SAT真题2017亚太卷内容合集

2022-05-22 05:24:59

  关于SAT考试部分的复习,真题也是大家复习的必备资料。因为SAT考试包含了阅读和数学,以及写作。想要全面的提升几个科目的内容,我们还是要利用真题来备考。因此下面小编为大家整理了详细的内容,供大家参考!

  题目:How To Increase the Number of Women Winning Nobel Prizes

  作者:By Meredith Wadman Oct. 24, 2013 Time

  1. The mother of tweens was folding laundry at 5 a.m. before going to an early spinning class when the phone rang. It was October 2009 and Carol Greider, a biologist at Johns Hopkins University, picked up and heard a voice from Stockholm. She had won that year’s Nobel Prize in medicine.

  2. Unfortunately, Greider remains a rarity in the pantheon of Nobel scientists. And that’s partly because we haven’t done enough to help young female scientists balance the demands of academic research with the pull of family responsibility. That needs to change.

  3. Admittedly, today’s situation is better than it was when Greider entered grad school in the early 80s, never mind in the dark days of the preceding decades. Then, when women were scarcely to be found at undergraduate lab benches, the results in the rarefied reaches of Stockholm couldn’t help but be dismal. Since the awards were launched in 1901, two physics laureates have been women: Marie Curie in 1903 and Maria Goeppert Mayer in1963. In chemistry,four of the 165 winners have been women. (Marie Curie was one of them, in 1911;she is the only woman to have won two Nobels.) Women have won 5 percent of the coveted awards in physiology or medicine. And it was 2009 before Elinor Ostrom, of Indiana University and Arizona State University, became the first-ever female laureate in economics.

  4. In fact, 2009 was something of a banner year for women — Greider shared her award with her mentor, Elizabeth Blackburn, of the University of California at San Francisco; and Israel’s Ada Yonath shared the prize in chemistry. Since then, men have continued to sweep the science awards.

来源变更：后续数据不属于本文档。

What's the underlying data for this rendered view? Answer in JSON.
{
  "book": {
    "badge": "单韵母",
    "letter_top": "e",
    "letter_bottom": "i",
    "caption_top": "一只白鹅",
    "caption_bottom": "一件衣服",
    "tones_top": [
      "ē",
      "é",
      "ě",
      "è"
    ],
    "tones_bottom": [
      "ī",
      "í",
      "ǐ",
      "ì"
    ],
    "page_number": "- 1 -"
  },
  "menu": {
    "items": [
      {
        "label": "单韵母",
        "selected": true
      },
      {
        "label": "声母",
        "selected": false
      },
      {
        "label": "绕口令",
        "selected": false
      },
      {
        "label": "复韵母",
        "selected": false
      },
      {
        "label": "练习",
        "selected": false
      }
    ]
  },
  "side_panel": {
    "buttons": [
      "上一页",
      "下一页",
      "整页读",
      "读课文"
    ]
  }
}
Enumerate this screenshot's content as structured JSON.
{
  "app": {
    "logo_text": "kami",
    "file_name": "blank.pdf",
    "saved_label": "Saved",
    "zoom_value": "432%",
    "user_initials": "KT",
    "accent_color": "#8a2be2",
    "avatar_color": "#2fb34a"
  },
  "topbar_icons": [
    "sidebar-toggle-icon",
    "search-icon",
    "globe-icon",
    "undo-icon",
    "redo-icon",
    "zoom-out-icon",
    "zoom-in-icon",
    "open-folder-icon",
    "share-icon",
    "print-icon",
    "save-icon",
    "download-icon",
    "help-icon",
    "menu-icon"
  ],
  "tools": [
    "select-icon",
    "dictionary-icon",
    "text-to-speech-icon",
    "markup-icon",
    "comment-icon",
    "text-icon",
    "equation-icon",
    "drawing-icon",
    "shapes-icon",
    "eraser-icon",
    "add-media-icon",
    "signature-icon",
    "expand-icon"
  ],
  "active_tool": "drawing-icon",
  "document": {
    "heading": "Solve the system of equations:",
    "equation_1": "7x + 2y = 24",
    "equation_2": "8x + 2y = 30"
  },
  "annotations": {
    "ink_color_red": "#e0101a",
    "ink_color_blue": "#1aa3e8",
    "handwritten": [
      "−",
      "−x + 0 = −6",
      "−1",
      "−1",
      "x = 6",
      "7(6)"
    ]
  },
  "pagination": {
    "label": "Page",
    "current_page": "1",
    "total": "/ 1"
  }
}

  To be a female Nobel winner has not only required brilliance, but also preternatural determination in the face of cultural, social and political obstacles. The Italian neurologist Rita Levi-Montalcini secretly conducted experiments in her bedroom in Mussolini’s Italy. Francoise Barre-Sinoussi, the Parisian who co-discovered the AIDS virus – and whose father thought a women’s place was in the home –was in the lab on her wedding day. Her fiancé had to call her to remind her to turn up at the ceremony. Barbara McClintock, the U.S.geneticist who won the prize in 1983, was nearly prevented from attending college by her mother. She was afraid higher education would make her daughter unmarriageable.

  5. All of this was decades ago, before recent campaigns to encourage more young women to choose STEM (science, technology, engineering and math) careers;and, in the US, before the Civil Rights Act, affirmative action and Title IX.What’s the excuse in 2013?